Se quedó en esa posición, escuchando, tratando de separar los sonidos, aunque su corazón palpitante y el zumbido en la cabeza casi opacaban todo lo demás. Necesitó hacer un esfuerzo tremendo —podía sentir que los músculos del abdomen y de las piernas se tensaban— para detener los avances de la desesperación. Tal vez la mujer simplemente cerró la puerta y estaba todavía junto a la cama, con la mano recogida, lista para dar otro golpe.
Jennifer se ahogó en el aire viciado. Podía percibir diferentes partes que requerían de su atención. La parte herida. La parte asustada. La parte desesperada. Y finalmente, la parte de la lucha. Esta última se las arregló para acallar a las otras, y Jennifer sintió que su pulso se serenaba. Todavía sentía la barbilla magullada, pero el dolor se desvanecía.
La ropa que lleva se arruga cuando se mueve, recordó Jennifer. Sus pies hacen ruidos cuando se arrastran sobre el suelo de cemento. Siempre respira hondo antes de hablar, especialmente cuando susurra. Lentamente, con determinación, Jennifer eliminó sus propios sonidos para concentrarse en escuchar sólo los de la mujer.
El silencio la sobrecogió. Estaba sola a pesar de lo que la mujer había dicho. A pesar de la cámara que ella sabía que estaba mirándola. Las risas felices del patio de recreo en segundo plano desaparecieron. Hubo un momento de tranquilidad y más tarde escuchó otra vez al bebé que lloraba en la distancia, para luego detenerse súbitamente.
* * *
El hombre de negocios de Tokio bebió el whisky tibio y suave que había sido rebajado con agua mucho antes de que los cubitos de hielo se derritieran en el vaso. La botella de la que había sido servido era costosa, pero dudaba de que el licor fuera algo más que una marca local, barata, y frunció el labio con desagrado. Tenía un iPhone en una mano y la bebida en la otra. Estaba sentado en una galería al aire libre, en un sillón de mimbre que se metía en su piel desnuda. La prostituta tailandesa estaba situada diligentemente entre sus piernas, atendiéndolo con un entusiasmo claramente falso, como si nada en el mundo fuera más erótico que complacerlo. El odió cada falso quejido y gemido que hacía. Odió el sudor que brillaba sobre su propio pecho. No sabía el nombre de la muchacha, ni le importaba saberlo. Se habría aburrido tocándola, si no hubiera sido por las imágenes que estaba mirando en la pantalla del teléfono.

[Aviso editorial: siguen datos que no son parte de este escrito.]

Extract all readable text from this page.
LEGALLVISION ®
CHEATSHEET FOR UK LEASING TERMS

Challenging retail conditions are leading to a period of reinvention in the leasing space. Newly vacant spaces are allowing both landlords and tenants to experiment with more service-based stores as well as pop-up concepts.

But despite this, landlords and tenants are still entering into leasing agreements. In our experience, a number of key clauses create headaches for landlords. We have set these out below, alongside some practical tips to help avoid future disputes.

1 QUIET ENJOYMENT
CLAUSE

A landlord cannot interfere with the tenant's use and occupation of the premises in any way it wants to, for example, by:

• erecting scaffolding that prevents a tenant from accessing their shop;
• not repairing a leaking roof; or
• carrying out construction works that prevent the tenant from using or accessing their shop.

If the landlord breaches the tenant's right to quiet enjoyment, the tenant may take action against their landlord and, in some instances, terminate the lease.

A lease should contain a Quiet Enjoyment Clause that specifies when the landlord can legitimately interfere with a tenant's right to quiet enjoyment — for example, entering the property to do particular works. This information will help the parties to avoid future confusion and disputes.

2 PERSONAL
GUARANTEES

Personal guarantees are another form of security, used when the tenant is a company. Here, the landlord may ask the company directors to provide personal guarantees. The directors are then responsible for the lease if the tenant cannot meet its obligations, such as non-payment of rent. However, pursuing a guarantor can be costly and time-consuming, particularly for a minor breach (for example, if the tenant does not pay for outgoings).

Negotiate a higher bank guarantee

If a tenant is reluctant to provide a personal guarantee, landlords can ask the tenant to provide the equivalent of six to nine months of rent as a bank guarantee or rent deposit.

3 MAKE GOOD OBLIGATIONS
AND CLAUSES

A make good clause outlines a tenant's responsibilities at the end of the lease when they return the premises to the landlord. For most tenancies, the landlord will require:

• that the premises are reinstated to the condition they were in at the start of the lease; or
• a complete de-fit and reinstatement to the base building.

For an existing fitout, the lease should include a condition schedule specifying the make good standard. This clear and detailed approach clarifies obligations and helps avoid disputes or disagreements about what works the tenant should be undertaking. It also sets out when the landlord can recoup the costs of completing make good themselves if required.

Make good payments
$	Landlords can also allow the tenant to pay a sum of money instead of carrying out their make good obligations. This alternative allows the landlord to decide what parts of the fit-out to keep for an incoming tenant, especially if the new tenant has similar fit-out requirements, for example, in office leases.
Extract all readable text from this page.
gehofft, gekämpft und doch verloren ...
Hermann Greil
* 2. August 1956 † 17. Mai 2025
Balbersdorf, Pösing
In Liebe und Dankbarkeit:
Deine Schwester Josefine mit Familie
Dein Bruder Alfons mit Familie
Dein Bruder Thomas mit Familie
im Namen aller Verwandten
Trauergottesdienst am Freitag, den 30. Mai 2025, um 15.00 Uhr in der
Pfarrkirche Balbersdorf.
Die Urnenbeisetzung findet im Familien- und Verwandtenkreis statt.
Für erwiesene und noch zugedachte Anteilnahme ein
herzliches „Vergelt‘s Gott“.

El hombre de negocios era de edad madura y en su casa tenía una desaliñada esposa y una hija que tenía más o menos la misma edad que la muchacha tailandesa que se ocupaba de él con la lengua y que la Número 4, pero no pensaba en su propia hija.
Observaba la pequeña pantalla del iPhone. Serie # 4 le estimulaba. El repentino puñetazo en la cara de la Número 4 lo había excitado. Había sido inesperado y dramático, y le había pillado por sorpresa. Se movió en su asiento y bajó la mirada de la pantalla hacia el pelo negro azabache de la joven tailandesa. Unió a ambas en su mente, la prostituta y la Número 4. Se dio cuenta de que apretaba su propia mano en un puño, mientras consideraba la posibilidad de golpear a la niña sólo para ver lo que se sentía.